A little while ago I moved house. On my way home one evening soon after doing so, I passed van after van full of police officers clutching riot gear, and when I actually reached my door, there were two dozen constables standing outside it. (I should say that this rambling anecdote is just here to assuage my guilt in just introducing a link to somwhere else. You can skip to the end if you just want to get out of here....) Of course, having just moved I didn't know exactly what my new neighbourhood was like. But I'd only moved a few hundred yards, so I reckoned I had a pretty good idea. Thus I was perturbed. I asked the nearest copper whether there'd been any trouble; clearly, the days in which a constable would automatically address anyone vaguely middle-class-sounding as `sir' are long over, since the chap replied simply, `no, we're just shutting the pub'. And, indeed, there were revellers -- well, at least, glum-looking and inadequately-dressed people -- pouring out of the boozer opposite in order to mill around on the street corner. Obviously I'd make a rotten policeman, as I'd imagined that they would be more disruptive out there than inside the nice warm pub with a pint or seven of European Fighting Lager inside them. There wasn't any significant trouble, as it turned out. Well, there wouldn't be, would there, not with a whole platoon of police looking on. At least, not here. I don't think Cambridge's residents are natural rioters; apart from a pitched battle with off-duty soldiers in the mid-'70s, I understand that the place has been fairly quiet ever since the Civil War.
I don't think I've ever seen so many police in one place at once -- not in Cambridge anyway, other than at animal rights demonstrations. The number seemed more appropriate for ensuring that demonstrators remained inside a `free speech zone' or outside an arms fair than for closing a pub early, even on a Saturday evening. The event which occasioned this police presence was not, as I had initially assumed, a tip-off that Osama bin Laden was out on piss or perhaps that the publican had hidden the Weapons of Mass Destructions behind the bar, but in fact the annual Midsummer Fair. Naturally the weather was lousy, so rather than entertaining themselves by trying to win coconuts or strapping themselves into one or other sort of centrifuge a hundred and fifty people had sensibly spent the afternoon in the pub, whence they were being ejected by PC Plod and his more menacing colleagues, some of whom were -- I kid you not -- festooned with Batman-style utility belts while others stood around filming the ejectees. I'm not sure whether this is a tactic to intimidate the mob, or if it's just a way to gather humourous material for the force's Christmas party.
Anyway, this whole operation went off fairly successfully without any offences being committed, other than various crimes against good taste by some of the more ill-dressed fairgoers.

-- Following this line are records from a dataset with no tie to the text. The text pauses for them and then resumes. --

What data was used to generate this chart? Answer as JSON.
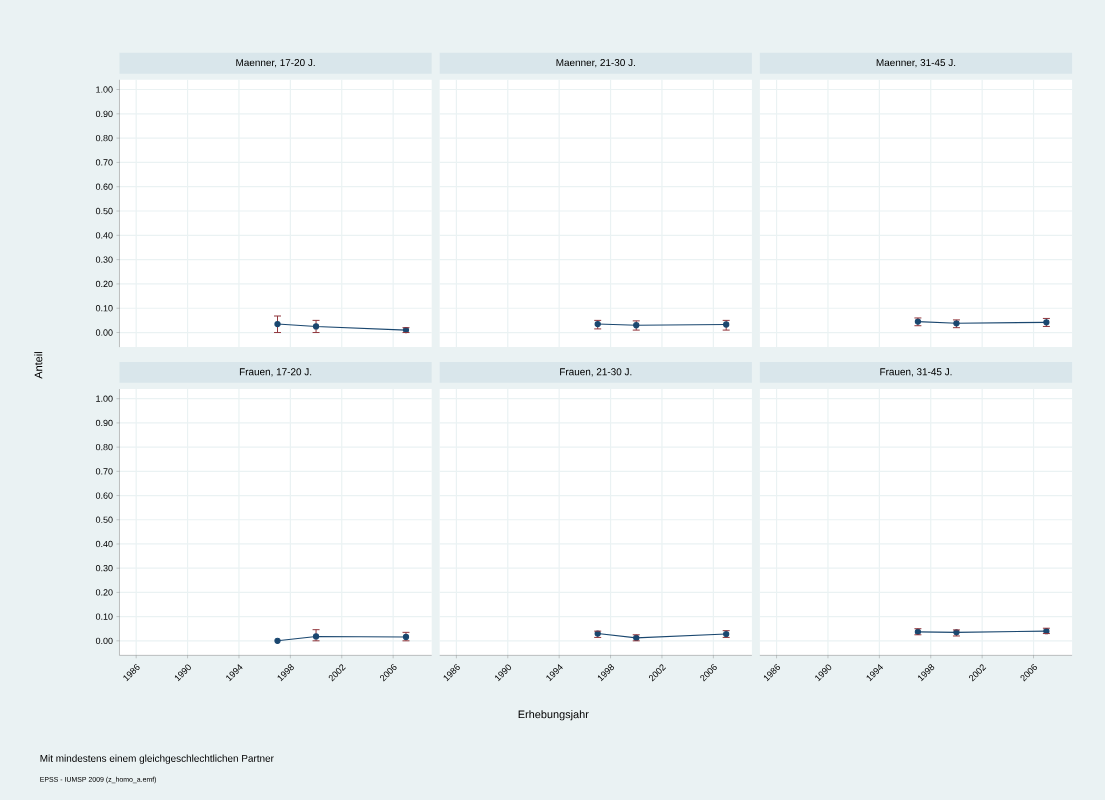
{
  "chart_data": [
    {
      "type": "line",
      "title": "Maenner, 17-20 J.",
      "ylabel": "Anteil",
      "x": [
        1997,
        2000,
        2007
      ],
      "values": [
        0.035,
        0.025,
        0.01
      ],
      "errors": [
        [
          0.0,
          0.068
        ],
        [
          0.0,
          0.05
        ],
        [
          0.0,
          0.02
        ]
      ],
      "color": "#1a476f",
      "marker": "circle",
      "grid": true,
      "tick_labels": "y",
      "xlim": [
        1984.7,
        2009
      ],
      "ylim": [
        -0.06,
        1.04
      ],
      "xticks": [
        1986,
        1990,
        1994,
        1998,
        2002,
        2006
      ],
      "yticks": [
        {
          "value": 0,
          "label": "0.00"
        },
        {
          "value": 0.1,
          "label": "0.10"
        },
        {
          "value": 0.2,
          "label": "0.20"
        },
        {
          "value": 0.3,
          "label": "0.30"
        },
        {
          "value": 0.4,
          "label": "0.40"
        },
        {
          "value": 0.5,
          "label": "0.50"
        },
        {
          "value": 0.6,
          "label": "0.60"
        },
        {
          "value": 0.7,
          "label": "0.70"
        },
        {
          "value": 0.8,
          "label": "0.80"
        },
        {
          "value": 0.9,
          "label": "0.90"
        },
        {
          "value": 1,
          "label": "1.00"
        }
      ]
    },
    {
      "type": "line",
      "title": "Maenner, 21-30 J.",
      "x": [
        1997,
        2000,
        2007
      ],
      "values": [
        0.035,
        0.03,
        0.033
      ],
      "errors": [
        [
          0.015,
          0.05
        ],
        [
          0.01,
          0.048
        ],
        [
          0.01,
          0.05
        ]
      ],
      "color": "#1a476f",
      "marker": "circle",
      "grid": true,
      "tick_labels": false,
      "xlim": [
        1984.7,
        2009
      ],
      "ylim": [
        -0.06,
        1.04
      ],
      "xticks": [
        1986,
        1990,
        1994,
        1998,
        2002,
        2006
      ],
      "yticks": [
        0,
        0.1,
        0.2,
        0.3,
        0.4,
        0.5,
        0.6,
        0.7,
        0.8,
        0.9,
        1
      ]
    },
    {
      "type": "line",
      "title": "Maenner, 31-45 J.",
      "x": [
        1997,
        2000,
        2007
      ],
      "values": [
        0.045,
        0.038,
        0.042
      ],
      "errors": [
        [
          0.028,
          0.06
        ],
        [
          0.02,
          0.052
        ],
        [
          0.025,
          0.058
        ]
      ],
      "color": "#1a476f",
      "marker": "circle",
      "grid": true,
      "tick_labels": false,
      "xlim": [
        1984.7,
        2009
      ],
      "ylim": [
        -0.06,
        1.04
      ],
      "xticks": [
        1986,
        1990,
        1994,
        1998,
        2002,
        2006
      ],
      "yticks": [
        0,
        0.1,
        0.2,
        0.3,
        0.4,
        0.5,
        0.6,
        0.7,
        0.8,
        0.9,
        1
      ]
    },
    {
      "type": "line",
      "title": "Frauen, 17-20 J.",
      "annotations": [
        "Mit mindestens einem gleichgeschlechtlichen Partner",
        "EPSS - IUMSP 2009 (z_homo_a.emf)"
      ],
      "x": [
        1997,
        2000,
        2007
      ],
      "values": [
        0.0,
        0.018,
        0.016
      ],
      "errors": [
        null,
        [
          0.0,
          0.046
        ],
        [
          0.0,
          0.035
        ]
      ],
      "color": "#1a476f",
      "marker": "circle",
      "grid": true,
      "xlim": [
        1984.7,
        2009
      ],
      "ylim": [
        -0.06,
        1.04
      ],
      "xticks": [
        1986,
        1990,
        1994,
        1998,
        2002,
        2006
      ],
      "yticks": [
        {
          "value": 0,
          "label": "0.00"
        },
        {
          "value": 0.1,
          "label": "0.10"
        },
        {
          "value": 0.2,
          "label": "0.20"
        },
        {
          "value": 0.3,
          "label": "0.30"
        },
        {
          "value": 0.4,
          "label": "0.40"
        },
        {
          "value": 0.5,
          "label": "0.50"
        },
        {
          "value": 0.6,
          "label": "0.60"
        },
        {
          "value": 0.7,
          "label": "0.70"
        },
        {
          "value": 0.8,
          "label": "0.80"
        },
        {
          "value": 0.9,
          "label": "0.90"
        },
        {
          "value": 1,
          "label": "1.00"
        }
      ]
    },
    {
      "type": "line",
      "title": "Frauen, 21-30 J.",
      "xlabel": "Erhebungsjahr",
      "x": [
        1997,
        2000,
        2007
      ],
      "values": [
        0.03,
        0.012,
        0.028
      ],
      "errors": [
        [
          0.014,
          0.04
        ],
        [
          0.0,
          0.025
        ],
        [
          0.014,
          0.042
        ]
      ],
      "color": "#1a476f",
      "marker": "circle",
      "grid": true,
      "tick_labels": "x",
      "xlim": [
        1984.7,
        2009
      ],
      "ylim": [
        -0.06,
        1.04
      ],
      "xticks": [
        1986,
        1990,
        1994,
        1998,
        2002,
        2006
      ],
      "yticks": [
        0,
        0.1,
        0.2,
        0.3,
        0.4,
        0.5,
        0.6,
        0.7,
        0.8,
        0.9,
        1
      ]
    },
    {
      "type": "line",
      "title": "Frauen, 31-45 J.",
      "x": [
        1997,
        2000,
        2007
      ],
      "values": [
        0.037,
        0.035,
        0.04
      ],
      "errors": [
        [
          0.025,
          0.05
        ],
        [
          0.02,
          0.045
        ],
        [
          0.03,
          0.052
        ]
      ],
      "color": "#1a476f",
      "marker": "circle",
      "grid": true,
      "tick_labels": "x",
      "xlim": [
        1984.7,
        2009
      ],
      "ylim": [
        -0.06,
        1.04
      ],
      "xticks": [
        1986,
        1990,
        1994,
        1998,
        2002,
        2006
      ],
      "yticks": [
        0,
        0.1,
        0.2,
        0.3,
        0.4,
        0.5,
        0.6,
        0.7,
        0.8,
        0.9,
        1
      ]
    }
  ]
}
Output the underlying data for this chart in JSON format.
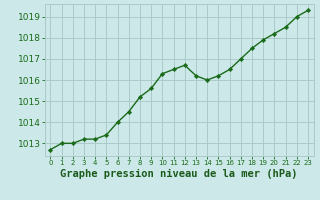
{
  "x": [
    0,
    1,
    2,
    3,
    4,
    5,
    6,
    7,
    8,
    9,
    10,
    11,
    12,
    13,
    14,
    15,
    16,
    17,
    18,
    19,
    20,
    21,
    22,
    23
  ],
  "y": [
    1012.7,
    1013.0,
    1013.0,
    1013.2,
    1013.2,
    1013.4,
    1014.0,
    1014.5,
    1015.2,
    1015.6,
    1016.3,
    1016.5,
    1016.7,
    1016.2,
    1016.0,
    1016.2,
    1016.5,
    1017.0,
    1017.5,
    1017.9,
    1018.2,
    1018.5,
    1019.0,
    1019.3
  ],
  "line_color": "#1a6b1a",
  "marker": "D",
  "marker_size": 2.2,
  "bg_color": "#cce8e8",
  "grid_color": "#aacaca",
  "xlabel": "Graphe pression niveau de la mer (hPa)",
  "xlabel_fontsize": 7.5,
  "axis_label_color": "#1a5a1a",
  "ytick_fontsize": 6.5,
  "xtick_fontsize": 5.0,
  "ylim_min": 1012.4,
  "ylim_max": 1019.6,
  "yticks": [
    1013,
    1014,
    1015,
    1016,
    1017,
    1018,
    1019
  ],
  "line_width": 1.0
}
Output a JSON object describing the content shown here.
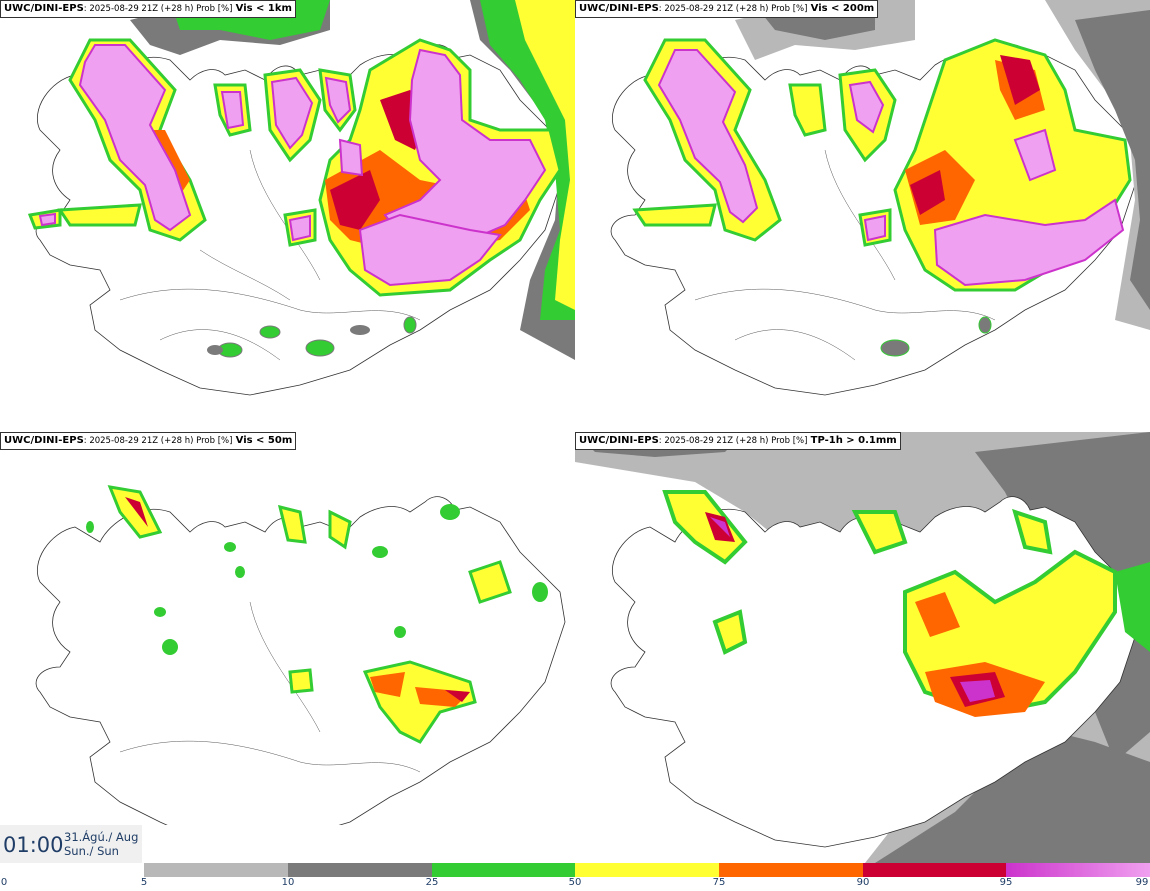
{
  "panels": [
    {
      "prefix": "UWC/DINI-EPS",
      "meta": ": 2025-08-29 21Z (+28 h) Prob [%]",
      "var": "Vis < 1km"
    },
    {
      "prefix": "UWC/DINI-EPS",
      "meta": ": 2025-08-29 21Z (+28 h) Prob [%]",
      "var": "Vis < 200m"
    },
    {
      "prefix": "UWC/DINI-EPS",
      "meta": ": 2025-08-29 21Z (+28 h) Prob [%]",
      "var": "Vis < 50m"
    },
    {
      "prefix": "UWC/DINI-EPS",
      "meta": ": 2025-08-29 21Z (+28 h) Prob [%]",
      "var": "TP-1h > 0.1mm"
    }
  ],
  "valid_time": {
    "time": "01:00",
    "date_line1": "31.Ágú./ Aug",
    "date_line2": "Sun./ Sun"
  },
  "colors": {
    "c5": "#b8b8b8",
    "c10": "#7a7a7a",
    "c25": "#33cc33",
    "c50": "#ffff33",
    "c75": "#ff6600",
    "c90": "#cc0033",
    "c95": "#cc33cc",
    "c99": "#f0a0f0"
  },
  "legend": {
    "ticks": [
      "0",
      "5",
      "10",
      "25",
      "50",
      "75",
      "90",
      "95",
      "99"
    ],
    "bands": [
      {
        "from": "5",
        "to": "10",
        "color": "#b8b8b8"
      },
      {
        "from": "10",
        "to": "25",
        "color": "#7a7a7a"
      },
      {
        "from": "25",
        "to": "50",
        "color": "#33cc33"
      },
      {
        "from": "50",
        "to": "75",
        "color": "#ffff33"
      },
      {
        "from": "75",
        "to": "90",
        "color": "#ff6600"
      },
      {
        "from": "90",
        "to": "95",
        "color": "#cc0033"
      },
      {
        "from": "95",
        "to": "99",
        "color": "#cc33cc"
      },
      {
        "from": "99",
        "to": "",
        "color": "#f0a0f0"
      }
    ]
  }
}
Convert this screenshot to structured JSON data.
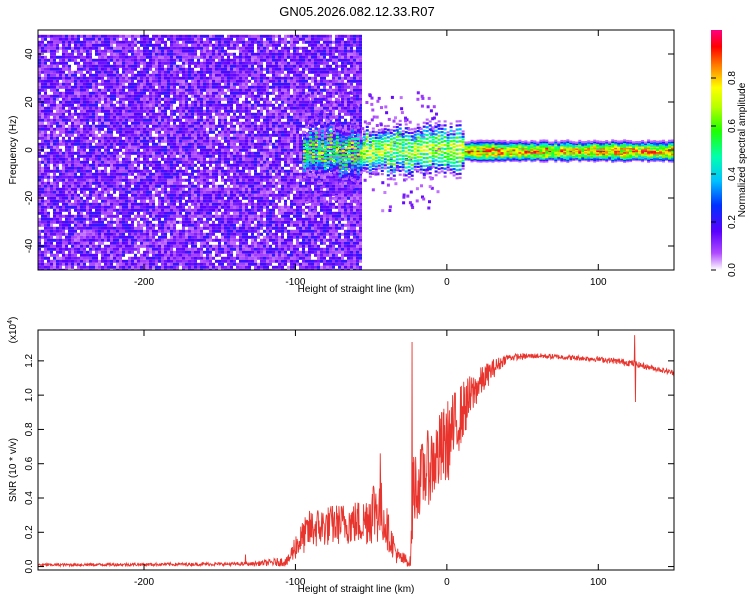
{
  "title": "GN05.2026.082.12.33.R07",
  "colors": {
    "signal": "#e8342c",
    "noise": "#7a1fff",
    "axis": "#000000"
  },
  "chart_data": [
    {
      "type": "heatmap",
      "name": "spectrogram",
      "xlabel": "Height of straight line (km)",
      "ylabel": "Frequency (Hz)",
      "xlim": [
        -270,
        150
      ],
      "ylim": [
        -50,
        50
      ],
      "xticks": [
        -200,
        -100,
        0,
        100
      ],
      "xtick_labels": [
        "-200",
        "-100",
        "0",
        "100"
      ],
      "yticks": [
        -40,
        -20,
        0,
        20,
        40
      ],
      "ytick_labels": [
        "-40",
        "-20",
        "0",
        "20",
        "40"
      ],
      "noise_region": {
        "x_from": -270,
        "x_to": -57,
        "y_from": -50,
        "y_to": 48
      },
      "carrier_band": {
        "x_from": -95,
        "x_to": 150,
        "center_hz": 0,
        "halfwidth_hz": 4
      },
      "colorbar": {
        "label": "Normalized spectral amplitude",
        "range": [
          0.0,
          1.0
        ],
        "ticks": [
          0.0,
          0.2,
          0.4,
          0.6,
          0.8
        ],
        "tick_labels": [
          "0.0",
          "0.2",
          "0.4",
          "0.6",
          "0.8"
        ]
      }
    },
    {
      "type": "line",
      "name": "snr",
      "xlabel": "Height of straight line (km)",
      "ylabel": "SNR (10 * v/v)",
      "exponent_label": "(x10",
      "exponent_power": "4",
      "exponent_close": ")",
      "xlim": [
        -270,
        150
      ],
      "ylim": [
        -0.02,
        1.38
      ],
      "xticks": [
        -200,
        -100,
        0,
        100
      ],
      "xtick_labels": [
        "-200",
        "-100",
        "0",
        "100"
      ],
      "yticks": [
        0.0,
        0.2,
        0.4,
        0.6,
        0.8,
        1.0,
        1.2
      ],
      "ytick_labels": [
        "0.0",
        "0.2",
        "0.4",
        "0.6",
        "0.8",
        "1.0",
        "1.2"
      ],
      "envelope": {
        "x": [
          -270,
          -130,
          -105,
          -100,
          -90,
          -70,
          -55,
          -47,
          -42,
          -38,
          -32,
          -28,
          -24,
          -22,
          -20,
          -15,
          -10,
          0,
          10,
          20,
          30,
          40,
          60,
          80,
          100,
          120,
          135,
          150
        ],
        "mean": [
          0.01,
          0.015,
          0.03,
          0.12,
          0.22,
          0.25,
          0.26,
          0.35,
          0.3,
          0.18,
          0.05,
          0.04,
          0.02,
          0.5,
          0.45,
          0.55,
          0.6,
          0.72,
          0.9,
          1.05,
          1.15,
          1.22,
          1.23,
          1.22,
          1.21,
          1.19,
          1.16,
          1.13
        ],
        "spread": [
          0.008,
          0.01,
          0.03,
          0.08,
          0.12,
          0.12,
          0.14,
          0.22,
          0.18,
          0.1,
          0.05,
          0.04,
          0.04,
          0.3,
          0.18,
          0.22,
          0.22,
          0.25,
          0.18,
          0.1,
          0.06,
          0.02,
          0.015,
          0.015,
          0.015,
          0.02,
          0.015,
          0.015
        ]
      },
      "spikes": [
        {
          "x": -133,
          "y": 0.07
        },
        {
          "x": -44,
          "y": 0.66
        },
        {
          "x": -23,
          "y": 1.31
        },
        {
          "x": 124,
          "y": 1.35
        },
        {
          "x": 124.6,
          "y": 0.96
        }
      ]
    }
  ]
}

To each their own, perhaps. Naturally the police all buggered off back to their cups of tea as soon as the revellers had been ejected from the pub onto the cold damp street, at which point they all started squabbling over taxis. Well, it's not as if anyone could have predicted that....
Now, I'm not really sure why anyone would want to read about this little episode; really I'm just sticking it up here by way of introduction for my advice that you should read The Policeman's Blog, an entertaining web log written by a serving police officer. Politically it is, shall we say, a little unreconstructed (perhaps I am mistaken in taking as unironic the praise lavished upon the work of Melanie Phillips by its author) but in any case I can recommend it highly. Just as splendid is The Brick Testament, a collection of Bible stories accompanied by excruciatingly faithful (and frequently explicit) LEGO illustrations. Tip thanks to Chris Brooke and apologies that I don't have a personal anecdote to introduce the link.
Comments
Posted by Roy Badami, Thursday, 9 September 2004 01:04 (link):
I don't think I've ever seen so many police in one place at once -- not in Cambridge anyway
I have. Coming back from a Calling-organized eighties night on a Friday. The centre of town on a Friday night at 2am had a quite significant police presence (I can't remember how many, but I'd guess it was more than your five). I was so taken aback by their presence that I asked them what was going on... Apparently it's just their normal Friday night presence to prevent trouble at club closing time...
-roy
Posted by Michael Brooke, Friday, 10 September 2004 14:33 (link):
I have too, courtesy of living in Brighton in September 1987, the site of the first Tory Party Conference since the Grand Hotel bomb three years earlier. Going into the centre of town even for basic shopping was so much hassle that I stopped bothering and just waited for them to leave.
Posted by Kevin Symonds, Sunday, 12 September 2004 18:33 (link):
You do get a lot of police around in Cambridge sometimes, admittedly not that often but pub sieges or knife wielding drunkards aren't unheard of.
When things do happen you get loasd swarming to one place and standing around like you mention.